Pressed from unripened (green) grapes, verjus is simply tart grape juice. Typically, a bartender would shake a citrus drink for several reasons, not the least of which is the cloudy appearance citrus gives to a cocktail. But the distinctive flavor and translucent appearance of verjus gives bartenders a few more options.
For the past few weeks, we’ve been running a couple of verjus-based drinks, and we figured we’d share the recipes. In addition to the Michigan-made Black Star Farms verjus, there’s a decent offering from Bonny Doon in California that can be found in metro Detroit as well. So if you can’t find one at your local store, hopefully you can find the other.

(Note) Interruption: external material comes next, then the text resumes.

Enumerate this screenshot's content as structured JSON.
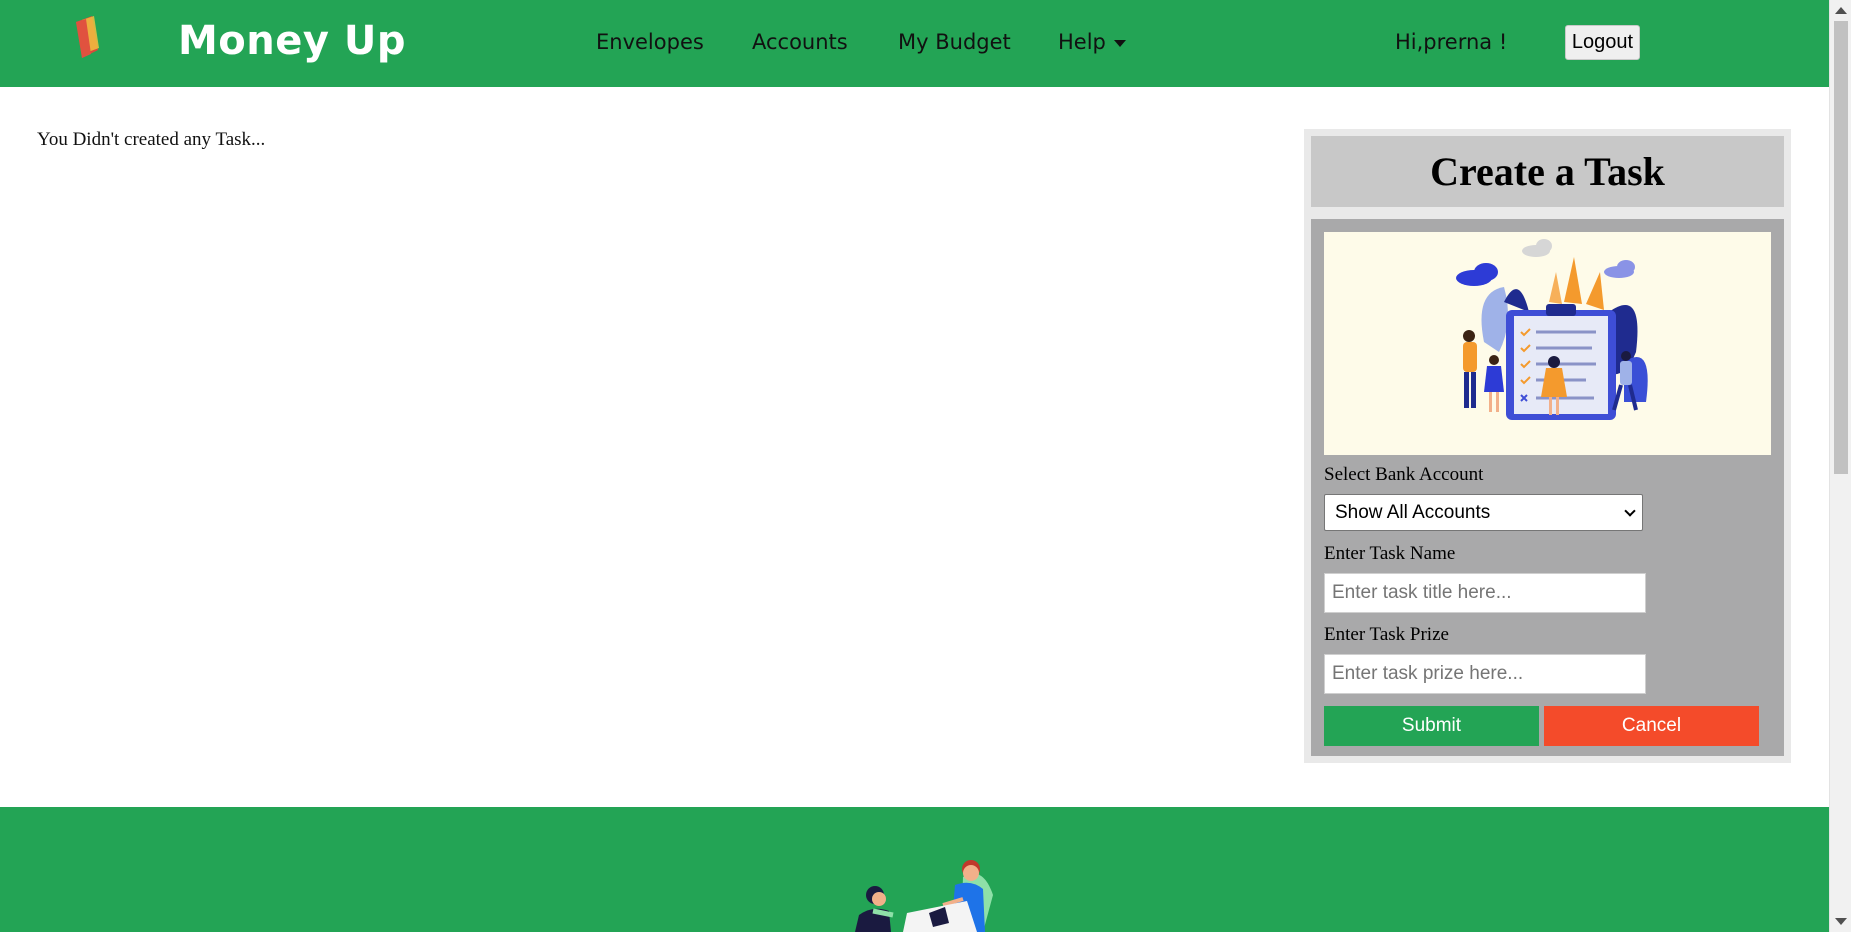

When we first got our sample bottle of verjus, the very natural acidity of the unripened grapes started us thinking about other fruits. Pear leaped to mind, and we loved the resulting drink. Sadly, our guests drank the distributor out of the pear brandy we were using so we had to remove the drink from the menu after only a few weeks. But we think it’s a great spring/summer stirred drink, albeit deceptively strong.
Combine all the liquid ingredients in a mixing glass and stir with ice until chilled and properly diluted. Strain into a chilled cocktail glass and garnish with the lavender.
Product notes: If you’ve never tried any of the products from St. George, the Bay Area-based microdistillery, you’re missing out. Their “All Purpose Vodka” has great texture and roundness, their gins are widely regarded as classics, and they make tremendous un-aged fruit brandies, like the pear, that really carry the essence of the fruit into the spirit.
This particular genepy is made by the vermouth producer, Dolin, and imported by Haus Alpenz. Some people compare it to Chartreuse because the herb/shrub genepy is a key ingredient in Chartreuse. But while it shares some characteristics, while they’re both excellent ingredients, and while they are certainly in the same family of spirits, there’s no mistaking them for one another.
We made the rosemary tincture ourselves by soaking some rosemary in vodka for 3 or 4 days and straining it out. The drink is, of course, still quite refreshing and delicious without the rosemary, but that extra herbal note adds some complexity that we preferred.
When we had to pull the pear brandy cocktail above off the menu, we went in the same direction for a replacement — fruit brandy and verjus. In this case, we turned to Laird’s apple brandy. The heavy dose of creme de violette makes this extremely floral, which isn’t for everyone. But the verjus does a nice job of balancing the sweetness from the liqueur.
Combine all the ingredients in a mixing glass with ice and stir. Strain into a chilled cocktail glass.